M – Sim. No último dia de mercado tinha tudo acertado com o Olympiakos e com o Sp. Braga para poder ir para a Grécia. No treino da manhã, o Matheus lesiona-se e ficou tudo cancelado.

MF – Um olhar aos treinadores da sua carreira. Ganhou a Taça com o Paulo Fonseca, com quem já tinha trabalhado no Desp. Aves. Na mudança de Paços para Braga, Jorge Simão, que reencontraria no Minho, colocou-o no «top 3» de guardiões portugueses. O que fica de cada um?

M – Todos os treinadores marcam-nos. Esses dois tiveram muita importância na minha carreira. Paulo Fonseca, poderei dizer que talvez tenha sido o melhor treinador com quem trabalhei. Fantástico. O Jorge Simão, também gostei. Pela ambição que tinha de ganhar.

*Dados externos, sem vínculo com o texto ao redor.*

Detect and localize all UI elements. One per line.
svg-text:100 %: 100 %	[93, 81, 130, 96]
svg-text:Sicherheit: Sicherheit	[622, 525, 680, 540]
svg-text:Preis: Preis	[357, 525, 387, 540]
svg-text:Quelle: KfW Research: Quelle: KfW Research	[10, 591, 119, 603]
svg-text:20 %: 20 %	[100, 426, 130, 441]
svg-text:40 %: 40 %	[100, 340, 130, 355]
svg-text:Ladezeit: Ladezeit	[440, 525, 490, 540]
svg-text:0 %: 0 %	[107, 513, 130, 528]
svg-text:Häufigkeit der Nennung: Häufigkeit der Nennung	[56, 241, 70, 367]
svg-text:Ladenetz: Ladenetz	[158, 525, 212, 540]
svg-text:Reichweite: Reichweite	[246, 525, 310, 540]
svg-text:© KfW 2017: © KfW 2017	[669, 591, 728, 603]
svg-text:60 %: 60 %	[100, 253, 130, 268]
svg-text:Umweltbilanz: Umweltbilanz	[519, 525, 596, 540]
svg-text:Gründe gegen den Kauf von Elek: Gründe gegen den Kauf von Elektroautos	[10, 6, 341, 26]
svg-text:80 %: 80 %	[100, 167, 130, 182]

MF – Houve ainda José Peseiro, foi campeão na II Liga com Vítor Oliveira, Miguel Leal, Professor Neca, Van der Gaag, Pedro Martins, Eduardo Esteves, Horácio Gonçalves, Diamantino Miranda. Alguns destes foi mais importante?

M – Para começar, o Horácio. Talvez o mais importante. Foi o que me lançou às feras, no meu primeiro jogo como profissional. Tinha relação de amizade grande com o Eduardo Esteves, da formação [do Varzim]. Na Vila das Aves, adorei trabalhar com o Professor Neca, o José Vilaça. O Vítor Oliveira, nem vale a pena falar: rei das subidas. Todos marcam a nossa carreira. Aprendemos com todos.

MF – Lembra-se desse primeiro jogo?

M – Perfeitamente, no campo do Gil Vicente. Era o Rui Barbosa, agora treinador de guarda-redes do Wolverhampton, que estava a jogar. Aleijou-se. Eu estava no banco de suplentes e tive de entrar.

MF – Precisamente. Empate 2-2, 19 de novembro de 2006.

M – Sim senhor. Na altura, o Ricardo lesionou-se, depois estava a jogar o Rui, o Rui lesiona-se e entro eu. Tinha 19 anos.

MF – Pergunta imperativa: o Marafona é das Caxinas, Vila do Conde. Começou na formação do Rio Ave, mas a meio desse percurso vai para o Varzim, onde se afirma para o futebol. Há a rivalidade entre os dois clubes. A história mostra-a. Porquê essa mudança?

M – Éramos miúdos e, na altura, já não me lembro porquê, não jogava com a frequência que estava habituado na formação do Rio Ave. Talvez seja aquela irreverência de miúdo que me tenha levado a mudar para o Varzim.

MF – O seu irmão, mais velho, António, também é guarda-redes. Foi importante na sua opção de carreira?

M – Claro. Ele jogava sempre dois ou três escalões acima, eu acompanhava os jogos dele. Olhando, faz-nos também ganhar aquele bichinho. Talvez eu tenha tido mais sorte que o meu irmão e acabei por fazer uma carreira, digamos, melhor.

MF – Ainda tem objetivo de voltar a jogar em Portugal ou noutro campeonato no estrangeiro?

M – Sinceramente, se um dia sair da Turquia, penso que voltarei para Portugal. Principalmente por uma questão familiar, os meus filhos estão a crescer e o mais velho, daqui a um ano e meio, entra para a escola. Gostava muito que ele fosse para a escola em Portugal.

MF – Já pensou em quantos anos mais pode jogar?

M – Não, tento aproveitar o momento. Quando esse dia chegar, vai ser com naturalidade.